Keputusan pemerintah tetap menggelar pemilu pada Ahad, 2 Februari 2014, memicu ketegangan di Bangkok. Di Ibu Kota negara ini, pengunjuk rasa memblokade jalan-jalan utama dan memaksa sejumlah kantor kementerian tutup pada Januari 2014.
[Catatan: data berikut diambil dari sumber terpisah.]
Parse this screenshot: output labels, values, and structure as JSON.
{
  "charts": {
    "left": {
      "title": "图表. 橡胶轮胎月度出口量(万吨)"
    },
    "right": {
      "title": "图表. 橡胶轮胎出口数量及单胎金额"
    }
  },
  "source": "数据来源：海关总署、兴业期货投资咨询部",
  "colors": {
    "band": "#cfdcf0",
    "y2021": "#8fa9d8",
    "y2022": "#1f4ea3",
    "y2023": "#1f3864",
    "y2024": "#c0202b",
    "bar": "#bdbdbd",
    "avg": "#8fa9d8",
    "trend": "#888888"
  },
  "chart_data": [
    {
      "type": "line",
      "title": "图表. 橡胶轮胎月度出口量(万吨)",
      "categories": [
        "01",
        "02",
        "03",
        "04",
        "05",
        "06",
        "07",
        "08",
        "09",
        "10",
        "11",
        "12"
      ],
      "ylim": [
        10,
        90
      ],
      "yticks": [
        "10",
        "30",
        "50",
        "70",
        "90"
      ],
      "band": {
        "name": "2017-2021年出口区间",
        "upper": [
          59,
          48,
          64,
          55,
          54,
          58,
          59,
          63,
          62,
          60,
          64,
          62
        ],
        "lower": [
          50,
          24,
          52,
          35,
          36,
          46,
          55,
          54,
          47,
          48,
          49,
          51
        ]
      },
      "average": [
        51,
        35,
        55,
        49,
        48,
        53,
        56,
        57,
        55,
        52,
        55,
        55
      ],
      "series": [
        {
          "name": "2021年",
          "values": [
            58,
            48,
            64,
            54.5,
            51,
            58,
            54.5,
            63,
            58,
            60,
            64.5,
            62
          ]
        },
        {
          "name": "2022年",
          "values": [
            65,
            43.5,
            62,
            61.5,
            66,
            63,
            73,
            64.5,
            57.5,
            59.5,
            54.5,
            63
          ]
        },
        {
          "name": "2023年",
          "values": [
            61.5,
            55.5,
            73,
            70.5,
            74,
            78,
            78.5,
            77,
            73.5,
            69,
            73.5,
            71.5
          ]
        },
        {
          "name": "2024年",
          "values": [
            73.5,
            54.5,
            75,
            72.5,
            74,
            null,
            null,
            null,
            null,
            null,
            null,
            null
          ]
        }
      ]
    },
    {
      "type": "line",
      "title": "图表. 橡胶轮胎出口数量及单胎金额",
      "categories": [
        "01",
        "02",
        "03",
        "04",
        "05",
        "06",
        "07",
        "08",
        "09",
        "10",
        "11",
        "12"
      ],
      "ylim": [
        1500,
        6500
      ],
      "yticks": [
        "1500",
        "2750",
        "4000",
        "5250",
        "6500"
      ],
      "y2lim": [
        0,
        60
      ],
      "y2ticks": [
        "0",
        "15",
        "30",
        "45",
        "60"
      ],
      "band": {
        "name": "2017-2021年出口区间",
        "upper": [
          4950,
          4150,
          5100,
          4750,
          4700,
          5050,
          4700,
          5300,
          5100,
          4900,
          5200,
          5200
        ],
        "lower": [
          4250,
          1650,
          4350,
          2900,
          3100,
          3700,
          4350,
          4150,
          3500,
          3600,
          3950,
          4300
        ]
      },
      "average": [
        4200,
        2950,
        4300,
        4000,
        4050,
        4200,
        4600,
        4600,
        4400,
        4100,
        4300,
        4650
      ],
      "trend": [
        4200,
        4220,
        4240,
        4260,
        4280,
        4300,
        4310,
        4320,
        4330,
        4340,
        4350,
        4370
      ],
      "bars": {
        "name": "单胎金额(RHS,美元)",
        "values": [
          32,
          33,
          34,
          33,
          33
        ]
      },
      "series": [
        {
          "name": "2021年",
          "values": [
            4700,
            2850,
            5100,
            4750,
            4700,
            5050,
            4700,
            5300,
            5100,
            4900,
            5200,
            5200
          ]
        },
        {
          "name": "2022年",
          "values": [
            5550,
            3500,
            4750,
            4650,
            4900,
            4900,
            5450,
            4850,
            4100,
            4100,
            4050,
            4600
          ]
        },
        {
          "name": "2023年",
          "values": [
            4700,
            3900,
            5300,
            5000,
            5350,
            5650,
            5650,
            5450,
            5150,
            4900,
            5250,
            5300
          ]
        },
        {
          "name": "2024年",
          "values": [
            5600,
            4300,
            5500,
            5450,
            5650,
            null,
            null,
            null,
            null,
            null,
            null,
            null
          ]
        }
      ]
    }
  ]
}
"Ada 5.000 tentara yang siap diterjunkan baik di dalam maupun di sekitar Bangkok guna membantu memantau keamanan. Kami juga akan meningkatkan jumlah pasukan di sekitar lokasi unjuk rasa karena ada sejumlah orang yang menghasut warga untuk melakukan kekerasan," ujar juru bicara angkatan bersenjata Winthai Suvaree kepada kantor berita Reuters.
Koresponden Al-Jazeera, Wayne Hay, melaporkan puluhan ribu polisi turut dikerahkan di berbagai wilayah di Thailand untuk menjaga fasilitas milik pemerintah.
Pengunjuk rasa sepertinya tak peduli dengan kehadiran ribuan pasukan keamanan yang terdiri atas tentara dan petugas kepolisian. Mereka tetap bertekad turun ke jalanan mulai Kamis, 30 Januari 2014, hingga pemilu, Ahad, 2 Februari 2014, di Bangkok serta pusat-pusat pemilu lainnya di Thailand untuk memboikot pesta demokrasi tersebut.
Demi keamanan negara, pemerintah menetapkan negara dalam keadaan darurat sejak 22 Januari 2014. Kebijakan pemerintah ini ditentang pemimpin unjuk rasa dengan membawa permasalahan ihwal legalitas kebijakan tersebut ke pengadilan.